To give you some idea of the task of clearing, this was not simply packing up a few things. This was evaluating everything my mother had amassed over her lifetime as well as items of her mother and father (as she kept all of their items as well). Photos were everywhere in the house, loose, album bound, in envelopes, bins, random stacks of frames, laced in bibles with other certificates of death, obituaries and other very important paperwork.
My approach was to retain all important paperwork, pictures and collectibles and give away any non essentials, such as small appliances in storage, books, clothes, tchotchke of no essential value. Believe me, the trips made to Goodwill were 2-5 times per day.
I learned that antique shops were no longer taking anything I had to offer as they said young people these days have no interest in these antiques. The local antique mall owner said I’d be better off just sending it all over to Goodwill or the Salvation Army.
We cleared out so many things that first week and part of next I thought I was going to be able to leave earlier than expected. However, my sister soon put that to rest when she opened the outdoor shed which was filled with refuse and storage cabinets filled with more “things”. I never swore so much in a single moment than I did when she opened those doors.
That is why I had the big purge of 2015 in our own home. We had an overrun of “things” that I did not want to burden you with. And although that was done, your dad amassed more “things” to fill the cleared spaces when his mother died. We will need to do another purge again because you should not have to deal with this in the event we require 24 hour care and must be placed in palliative care.
I digitized all the photos and paperwork I found at mom’s and uploaded them to the cloud. My sister has all the originals should you ever want to see them.
Statistically we sent over 150 bags of trash to the landfill and gave away about the same to Goodwill of all the things which were not destroyed by time. We wrapped up 4 sets of china and a fifth remains to be stored as my sister sees fit. I found so many things of my childhood that I took back a parcel of some but not all.
Now that the stuff portion is out of the way, let’s talk about this disease. It is not known to be genetic BUT…
Rarely, the condition can affect more than one family member. Some of these cases appear to be due to single gene changes (mutations) that follow an autosomal dominant pattern of inheritance. Other familial cases do not follow a specific pattern of inheritance and likely have a multifactorial cause (associated with the effects of multiple genes in combination with lifestyle and environmental factors).

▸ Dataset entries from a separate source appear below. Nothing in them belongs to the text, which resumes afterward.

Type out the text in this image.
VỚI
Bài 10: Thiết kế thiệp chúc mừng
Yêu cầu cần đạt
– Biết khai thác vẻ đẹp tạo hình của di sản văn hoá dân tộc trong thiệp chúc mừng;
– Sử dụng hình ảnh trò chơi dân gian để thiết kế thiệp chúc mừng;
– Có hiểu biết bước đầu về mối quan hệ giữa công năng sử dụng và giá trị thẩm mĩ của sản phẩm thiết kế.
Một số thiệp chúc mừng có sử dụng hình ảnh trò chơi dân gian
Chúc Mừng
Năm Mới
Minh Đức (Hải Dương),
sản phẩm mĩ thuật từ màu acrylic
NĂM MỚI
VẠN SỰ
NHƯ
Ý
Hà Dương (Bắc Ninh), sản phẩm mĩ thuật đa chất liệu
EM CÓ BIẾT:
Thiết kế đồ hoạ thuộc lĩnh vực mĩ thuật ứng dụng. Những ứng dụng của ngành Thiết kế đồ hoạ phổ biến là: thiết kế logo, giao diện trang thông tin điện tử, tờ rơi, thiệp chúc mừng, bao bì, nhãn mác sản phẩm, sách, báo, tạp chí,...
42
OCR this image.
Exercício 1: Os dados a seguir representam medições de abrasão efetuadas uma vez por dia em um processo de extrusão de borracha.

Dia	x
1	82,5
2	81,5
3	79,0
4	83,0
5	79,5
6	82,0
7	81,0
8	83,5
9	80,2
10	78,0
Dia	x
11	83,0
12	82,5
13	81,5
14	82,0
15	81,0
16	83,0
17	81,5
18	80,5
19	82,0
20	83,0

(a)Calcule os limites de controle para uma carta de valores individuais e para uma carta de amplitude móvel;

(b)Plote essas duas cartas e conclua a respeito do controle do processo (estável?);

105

My great grandmother suffered from something which is exactly like DLB. I was in high school when she came to live with us. She ended up losing her continence as well as her ability to feed herself and my grandparents went nearly destitute to pay for palliative care for her. She lived for 15 years.
There are genetic tests for the likelihood if you carry the markers for this disease. But you have to go to a health care professional to get these tests done.
I have contacted GARD regarding testing and hopefully you and I can be tested to see if there is a predisposition to this in our own genetics.
Another resource for factors that increase the predisposition for this disease
I want you to know that if I fall prey to this I do not want to carry on with it. There are states with a death with dignity law in place and I will want to be moved there to have the choice of how I handle this. Oregon is nice.
Now, be warned I will be writing more on this subject as well as on my mother as there are some extra life wisdoms which came out of this visit that you may find useful on your life’s journey.